What's the future of Maillardville
The fate of a new plan for Coquitlam's oldest neighbourhood will be decided by the residents and area business people, the mayor said last week.
Mayor Richard Stewart said at the March 10 council meeting the success of the new Maillardville Neighbourhood Plan will depend on whether the community "embraces" it.
Stewart made the comments as city council unanimously granted first reading to the proposed neighbourhood plan, a draft document that has been at least five years in the making and is aimed to push the historically French-Canadian enclave out from its crossroads.
For years, council and city staff have talked — and held open houses and information meetings — about Maillardville's potential, and millions of government dollars have been injected in an attempt to turn around the neighbourhood. City tax incentives were expected to spur spin-offs and encourage revitalization; the long-awaited expansion to the Place Maillardville community centre also has yet to launch.
A 2006 report commissioned by the Société Maillardville-Uni and paid for by Industry Canada made recommendations to attract businesses and tourists. Little happened.
Lately, however, there have been some signs of progress, including the $2.6-million redevelopment of the north part of Mackin Park, the completion (or near completion) of area watershed management plans and the preservation of heritage homes and buildings.
And with the public hearing scheduled for March 31 on the proposed neighbourhood plan, Coun. Craig Hodge, chair of the city's Maillardville commercial and cultural revitalization advisory committee, said he hopes residents and business people will come out to speak.

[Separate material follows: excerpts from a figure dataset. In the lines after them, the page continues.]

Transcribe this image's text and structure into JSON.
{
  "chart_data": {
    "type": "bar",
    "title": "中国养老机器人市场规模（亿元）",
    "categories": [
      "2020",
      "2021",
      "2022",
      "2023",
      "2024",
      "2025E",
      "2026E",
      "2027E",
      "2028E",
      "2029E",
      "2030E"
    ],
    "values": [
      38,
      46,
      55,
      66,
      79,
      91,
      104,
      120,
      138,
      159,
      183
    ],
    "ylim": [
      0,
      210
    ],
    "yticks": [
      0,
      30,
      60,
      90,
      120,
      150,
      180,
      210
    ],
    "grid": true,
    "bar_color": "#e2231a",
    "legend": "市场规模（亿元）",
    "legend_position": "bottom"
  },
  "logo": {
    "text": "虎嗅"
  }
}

"I want to see the vibrancy return to the community," Hodge said, adding, "I think we are doing a better job today [in promoting Maillardville] than we have in the past."
The draft Maillardville Neighbourhood Plan is a 20- to 25-year guide that calls for, among other things, 6,000 more residents in the 105-year-old community, more multi-family housing and office space, and a move to celebrate the area's history.

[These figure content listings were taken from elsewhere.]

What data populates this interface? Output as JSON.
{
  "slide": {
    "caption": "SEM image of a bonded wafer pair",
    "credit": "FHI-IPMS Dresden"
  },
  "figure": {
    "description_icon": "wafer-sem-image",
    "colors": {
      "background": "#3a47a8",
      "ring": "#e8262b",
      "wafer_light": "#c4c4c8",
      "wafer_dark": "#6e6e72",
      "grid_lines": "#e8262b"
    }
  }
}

As well, two Heritage Character Areas will be created in Laval Square and Allard-LeBleu, more trails will be forged and Brunette Avenue will turn into a prominent main street as it is dressed up as a processional route from Lougheed Highway to Laval Square.
"Heritage-inspired" French-Canadian designs will also be encouraged with new buildings.
Coun. Mae Reid said she would like to see the city rejuvenate Maillardville block by block, rather than piecemeal, while Coun. Lou Sekora said he has concerns about parking.
Council will consider further bylaw readings of the neighbourhood plan after the March 31 public hearing.